Student athletes face uphill battle3 min read

Further budget cuts may affect programs and athletes lives come this November

Rajvir Kaur

They are full time De Anza students, part- if not full-time employees and they are also young adults who deal with the everyday life of both home and school. But this group of students has one more commitment: they are student athletes.
This group, estimated at between 450 and 480 students, is what represent De Anza College and its students in 19 different sports. They are the De Anza Dons, spending every waking minute in school, practice, games, study hall, work, and where-ever else they need to be.
Standing behind these athletes are their coaches, who push their kids above and beyond what they are capable of becoming. The coaches do not just coach a sport, but also teach life lessons.
“It’s not just about playing basketball,” said women’s head basketball coach Arden Kragalott, using her girls as an example. “It’s about learning about life and how to get through difficult times. We teach them everything about life.”
Playing sports has many benefits. Head coach of men’s basketball, Jason Damjanovic, and head football coach Dan Atencio stand behind their words when they say that for their kids, sports is what keeps them in school.
Basketball point-guard George Henderson said that without sports he would “not have that same urge” to get up everyday to go to school.
“I probably wouldn’t even be at De Anza.
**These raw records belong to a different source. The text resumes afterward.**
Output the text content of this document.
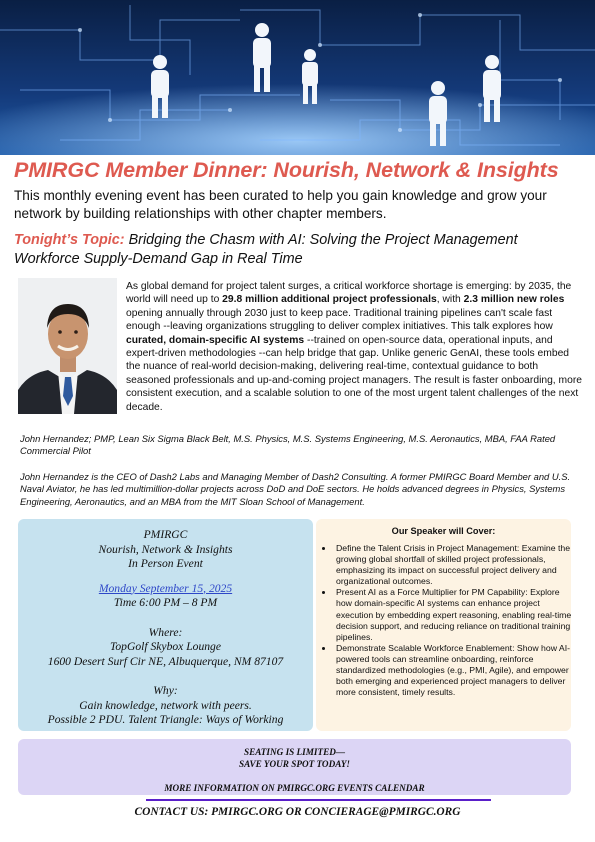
PMIRGC Member Dinner: Nourish, Network & Insights
This monthly evening event has been curated to help you gain knowledge and grow your network by building relationships with other chapter members.
Tonight’s Topic: Bridging the Chasm with AI: Solving the Project Management Workforce Supply-Demand Gap in Real Time
As global demand for project talent surges, a critical workforce shortage is emerging: by 2035, the world will need up to 29.8 million additional project professionals, with 2.3 million new roles opening annually through 2030 just to keep pace. Traditional training pipelines can't scale fast enough --leaving organizations struggling to deliver complex initiatives. This talk explores how curated, domain-specific AI systems --trained on open-source data, operational inputs, and expert-driven methodologies --can help bridge that gap. Unlike generic GenAI, these tools embed the nuance of real-world decision-making, delivering real-time, contextual guidance to both seasoned professionals and up-and-coming project managers. The result is faster onboarding, more consistent execution, and a scalable solution to one of the most urgent talent challenges of the next decade.
John Hernandez; PMP, Lean Six Sigma Black Belt, M.S. Physics, M.S. Systems Engineering, M.S. Aeronautics, MBA, FAA Rated Commercial Pilot
John Hernandez is the CEO of Dash2 Labs and Managing Member of Dash2 Consulting. A former PMIRGC Board Member and U.S. Naval Aviator, he has led multimillion-dollar projects across DoD and DoE sectors. He holds advanced degrees in Physics, Systems Engineering, Aeronautics, and an MBA from the MIT Sloan School of Management.
PMIRGC
Nourish, Network & Insights
In Person Event
Monday September 15, 2025
Time 6:00 PM – 8 PM
Where:
TopGolf Skybox Lounge
1600 Desert Surf Cir NE, Albuquerque, NM 87107
Why:
Gain knowledge, network with peers.
Possible 2 PDU. Talent Triangle: Ways of Working
Our Speaker will Cover:
• Define the Talent Crisis in Project Management: Examine the growing global shortfall of skilled project professionals, emphasizing its impact on successful project delivery and organizational outcomes.
• Present AI as a Force Multiplier for PM Capability: Explore how domain-specific AI systems can enhance project execution by embedding expert reasoning, enabling real-time decision support, and reducing reliance on traditional training pipelines.
• Demonstrate Scalable Workforce Enablement: Show how AI-powered tools can streamline onboarding, reinforce standardized methodologies (e.g., PMI, Agile), and empower both emerging and experienced project managers to deliver more consistent, timely results.
SEATING IS LIMITED—
SAVE YOUR SPOT TODAY!
MORE INFORMATION ON PMIRGC.ORG EVENTS CALENDAR
CONTACT US: PMIRGC.ORG OR CONCIERAGE@PMIRGC.ORG
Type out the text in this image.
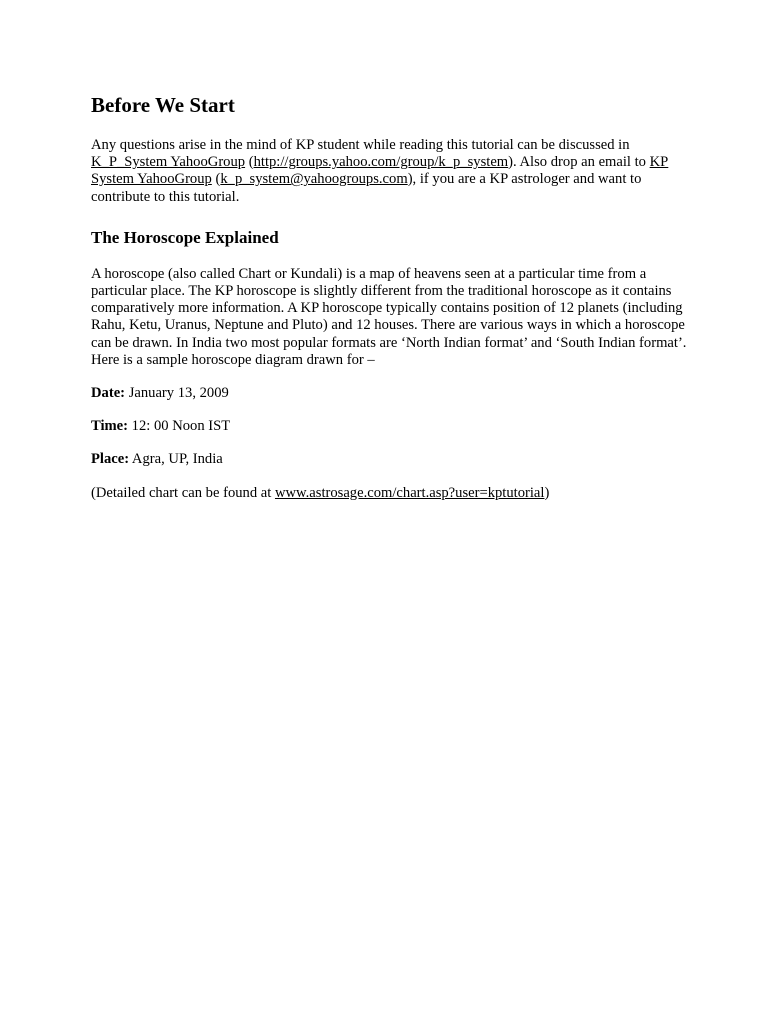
Before We Start

Any questions arise in the mind of KP student while reading this tutorial can be discussed in K_P_System YahooGroup (http://groups.yahoo.com/group/k_p_system). Also drop an email to KP System YahooGroup (k_p_system@yahoogroups.com), if you are a KP astrologer and want to contribute to this tutorial.

The Horoscope Explained

A horoscope (also called Chart or Kundali) is a map of heavens seen at a particular time from a particular place. The KP horoscope is slightly different from the traditional horoscope as it contains comparatively more information. A KP horoscope typically contains position of 12 planets (including Rahu, Ketu, Uranus, Neptune and Pluto) and 12 houses. There are various ways in which a horoscope can be drawn. In India two most popular formats are ‘North Indian format’ and ‘South Indian format’. Here is a sample horoscope diagram drawn for –

Date: January 13, 2009

Time: 12: 00 Noon IST

Place: Agra, UP, India

(Detailed chart can be found at www.astrosage.com/chart.asp?user=kptutorial)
I would probably be working or something,” he said.
Football’s wide receiver Bryan Fobbs added that if it hadn’t been for the privilege to play in a sport, which keeps him occupied and focused, “I would have gotten into a lot more trouble.”
Volleyball coach Dawnis Guevara describes the impact of sports on athletes as their source of motivation. Because of their “want” to compete, students are determined to keep their grades up, which ends up making them more successful in the long run, she said.
Volleyball’s middle blocker Sarah Wallace called sports an “escape.” Women’s water polo driver Alex Drachnik said she would relate playing in a sport is how she deals with the pressure of classes, finals and school in general. Being privileged to play in sports gives you the ability to “just go and play,” said Wallace.
Being held to higher standards than the average student, by the college and state, student athletes have to stay on top of their classes and maintain a certain GPA in order to fulfill their hunger to compete.
Men’s water polo driver Pedro Romero said playing a sport has made him a better person and encourages him to try harder in order to maintain the academic requirements and to keep on playing.
De Anza’s Athletics department has taken many cuts already and there are many future cuts to come, especially if Proposition 30 does not pass.
The college’s Iinstructional Budget and Planning Team recently listed three unnamed athletic teams among 10 programs to cut if the budget does not improve.
Sports has been and continues to be an area more targeted than others and all coaches agree that if Prop. 30 fails, they are going to “get hit pretty hard.” Some argue that cutting teams would only cause further enrollment woes.
As stated on the De Anza website, a part of the mission of the college is to challenge students and develop characters and abilities and turn students into potential leaders. If PE and Athletics get cut, along with other smaller departments, some students may not get that privilege of completing their mission.